In response to outbreaks, bird keepers have been asked to follow precautionary steps such as placing birds’ feed and water in fully enclosed areas that are protected from wild birds, cleaning footwear and disinfecting any hard surfaces.

There was an outbreak of bird flu at East Winch farm. Picture: Ian Burt
There was an outbreak of bird flu at East Winch farm. Picture: Ian Burt

National Farmers' Union (NFU) chief poultry adviser Aimee Mahony said: “The NFU remains in close dialogue with both Defra and the Animal and Plant Health Agency on this issue and we are working to support any members affected by these cases of avian influenza.

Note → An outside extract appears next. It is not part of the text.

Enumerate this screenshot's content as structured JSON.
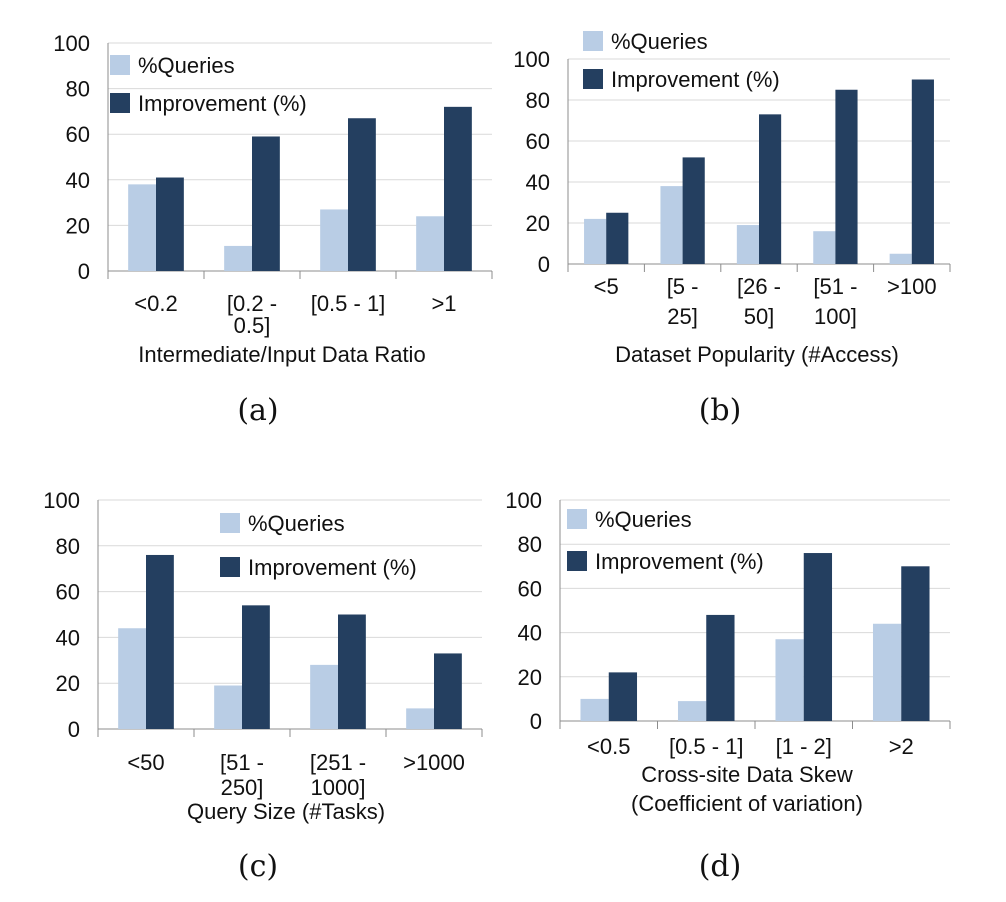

"I would urge all poultry keepers, including members of the public with pet birds, a backyard flock or smallholding, to continue practising enhanced biosecurity at all times. It’s crucial everyone remains vigilant and reports any signs of disease in their birds at the earliest opportunity."

Swaffham poultry auctioneer Fabian Eagle said turkeys are a lot more susceptible to the virus than geese or swans, and described the former as being equivalent to the over 80 age bracket with the risk of the coronavirus.

Mr Eagle, proprietor of Swaffham-based Fabian R Eagle Auctioneer, will not be able to host live auction sales until he gets the go-ahead from Defra.

He expects his industry to be in lockdown until February at the earliest and believes it could stretch until the end of April.

"It depends on whether it is a mild winter and quite dry," Mr Eagle said. "Migratory birds leaving UK shores reduces the risk and in a week's time, most of the affected birds will be killed before Christmas and the risk of spread will be dramatically reduced."

Despite the restrictions, Mr Eagle will be able to host his annual dead poultry auction at Swaffham Market on December 19.

He added: "The outbreak was expected in a way because the numbers stack up in Norfolk as the leading county for the population of turkeys and poultry. It is not anyone's fault, it is just the nature of the game as the virus is so small and the turkeys are highly susceptible."

A 3km Protection and 10km Surveillance Zone have been put in place around the infected premises at East Winch.

A nationwide Avian Influenza Prevention Zone (AIPZ) was announced for England, Wales, and Scotland on November 11 and the virus was confirmed in rearing turkeys at a premises near Attleborough on Friday, December 4.

The risk to public health from the virus is very low and the Food Standards Agency has highlighted it does not pose a food safety risk.

Poultry and captive bird keepers and members of the public should report dead wild birds to the Defra helpline on 03459 33 55 77 (option 7), and keepers should report suspicion of disease to the Animal and Plant Health Agency on 03000 200 301.